Small-Diameter Subchondral Drilling Improves DNA and Proteoglycan Content of the Cartilaginous Repair Tissue in a Large Animal Model of a Full-Thickness Chondral Defect.

This study quantified changes in the DNA content and extracellular matrix composition of both the cartilaginous repair tissue and the adjacent cartilage in a large animal model of a chondral defect treated by subchondral drilling. Content of DNA, proteoglycans, and Type II and Type I collagen, as well as their different ratios were assessed at 6 months in vivo after treatment of full-thickness cartilage defects in the femoral trochlea of adult sheep with six subchondral drill holes, each of either 1.0 mm or 1.8 mm in diameter by biochemical analyses of the repair tissue and the adjacent cartilage and compared with the original cartilage. Only subchondral drilling which were 1.0 mm in diameter significantly increased both DNA and proteoglycan content of the repair tissue compared to the original cartilage. DNA content correlated with the proteoglycan and Type II collagen content within the repair tissue. Significantly higher amounts of Type I collagen within the repair tissue and significantly increased DNA, proteoglycan, and Type I collagen content in the adjacent cartilage were identified. These translational data support the use of small-diameter bone-cutting devices for marrow stimulation. Signs of early degeneration were present within the cartilaginous repair tissue and the adjacent cartilage.

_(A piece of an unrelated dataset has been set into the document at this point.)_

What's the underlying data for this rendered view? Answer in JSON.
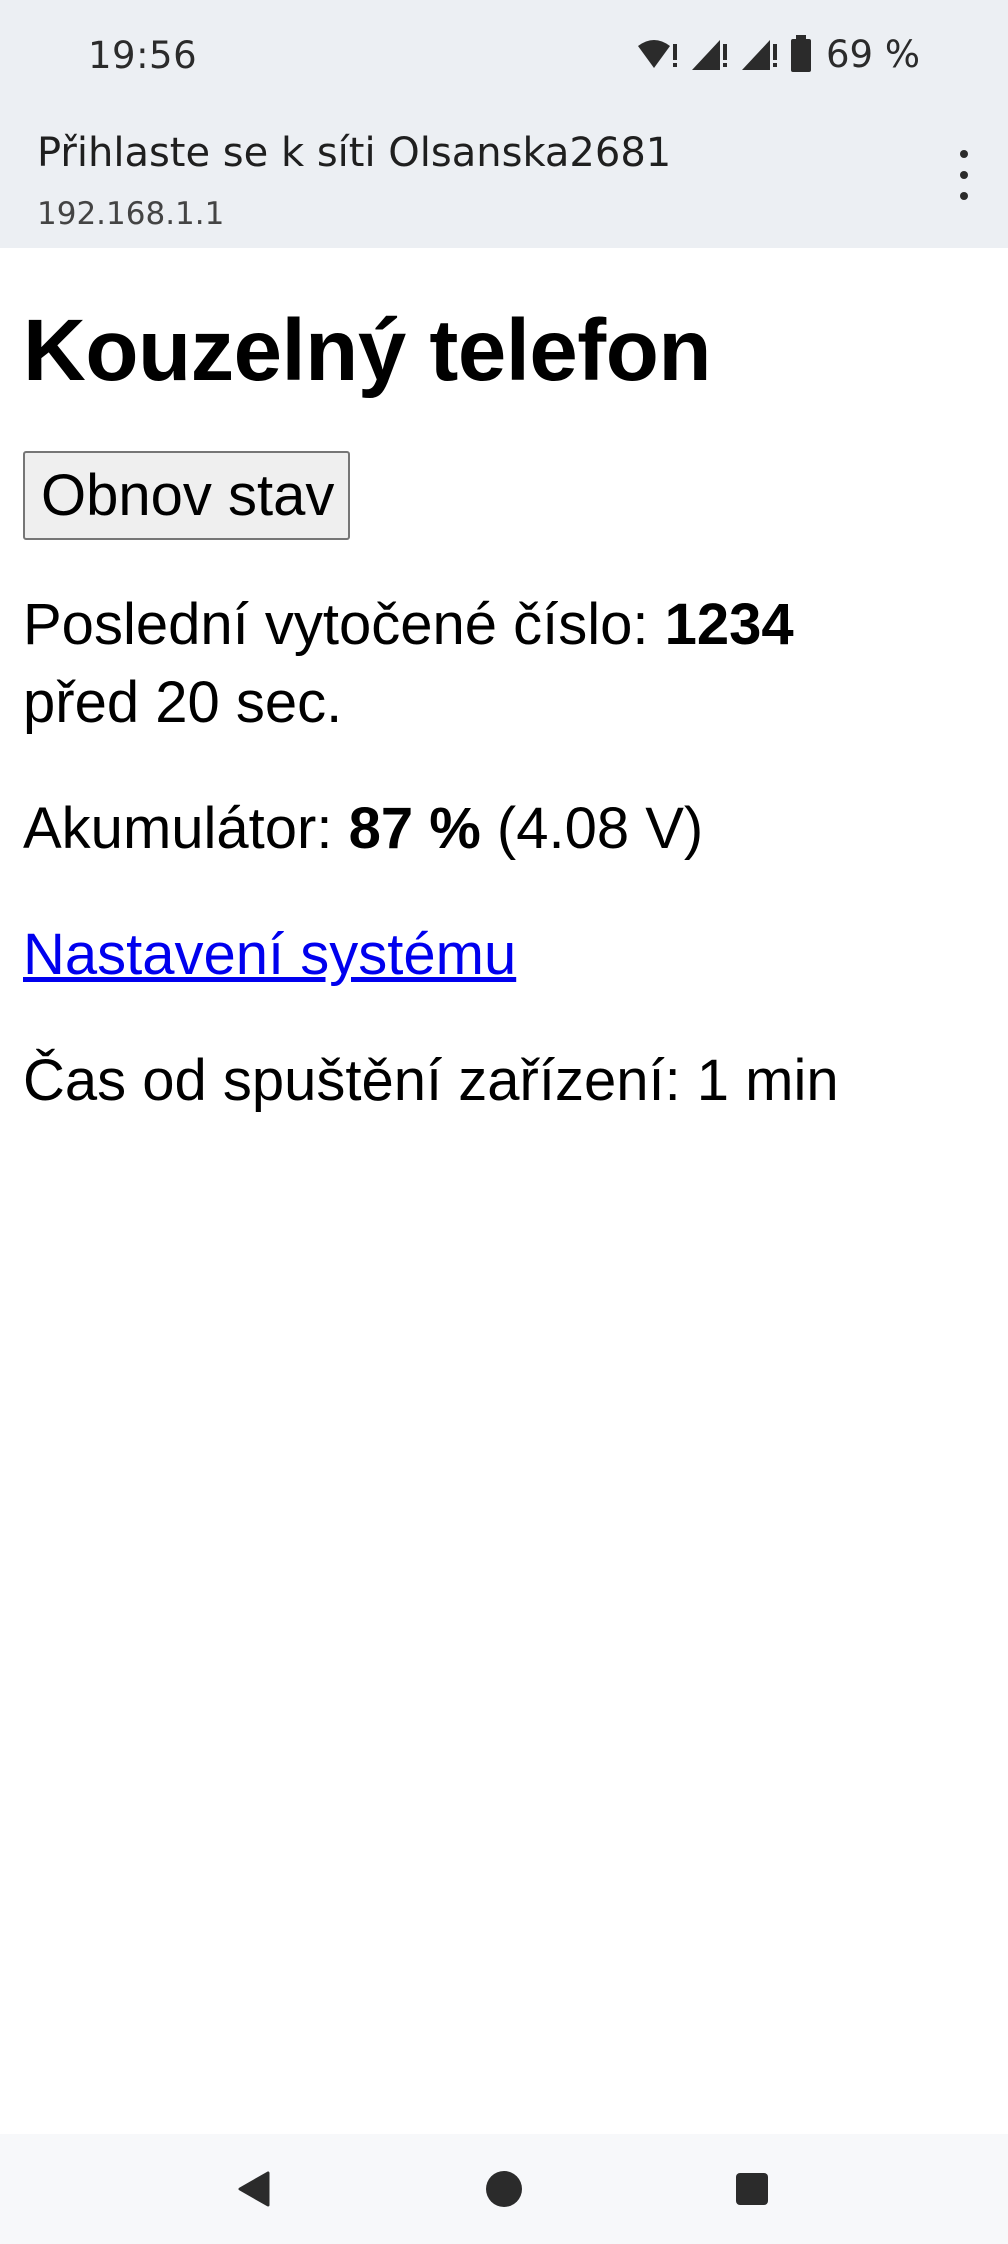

Small subchondral drill holes improve marrow stimulation of articular cartilage defects.

BACKGROUND: Subchondral drilling is an established marrow stimulation technique. HYPOTHESIS: Osteochondral repair is improved when the subchondral bone is perforated with small drill holes, reflecting the physiological subchondral trabecular distance. STUDY DESIGN: Controlled laboratory study. METHODS: A rectangular full-thickness chondral defect was created in the trochlea of adult sheep (n = 13) and treated with 6 subchondral drillings of either 1.0 mm (reflective of the trabecular distance) or 1.8 mm in diameter. Osteochondral repair was assessed after 6 months in vivo by macroscopic, histological, and immunohistochemical analyses and by micro-computed tomography. RESULTS: The application of 1.0-mm subchondral drill holes led to significantly improved histological matrix staining, cellular morphological characteristics, subchondral bone reconstitution, and average total histological score as well as significantly higher immunoreactivity to type II collagen and reduced immunoreactivity to type I collagen in the repair tissue compared with 1.8-mm drill holes. Analysis of osteoarthritic changes in the cartilage adjacent to the defects revealed no significant differences between treatment groups. Restoration of the microstructure of the subchondral bone plate below the chondral defects was significantly improved after 1.0-mm compared to 1.8-mm drilling, as shown by higher bone volume and reduced thickening of the subchondral bone plate. Likewise, the microarchitecture of the drilled subarticular spongiosa was better restored after 1.0-mm drilling, indicated by significantly higher bone volume and more and thinner trabeculae. Moreover, the bone mineral density of the subchondral bone in 1.0-mm drill holes was similar to the adjacent subchondral bone, whereas it was significantly reduced in 1.8-mm drill holes. No significant correlations existed between cartilage and subchondral bone repair. CONCLUSION: Small subchondral drill holes that reflect the physiological trabecular distance improve osteochondral repair in a translational model more effectively than larger drill holes. CLINICAL RELEVANCE: These results have important implications for the use of subchondral drilling for marrow stimulation, as they support the use of small-diameter bone-cutting devices.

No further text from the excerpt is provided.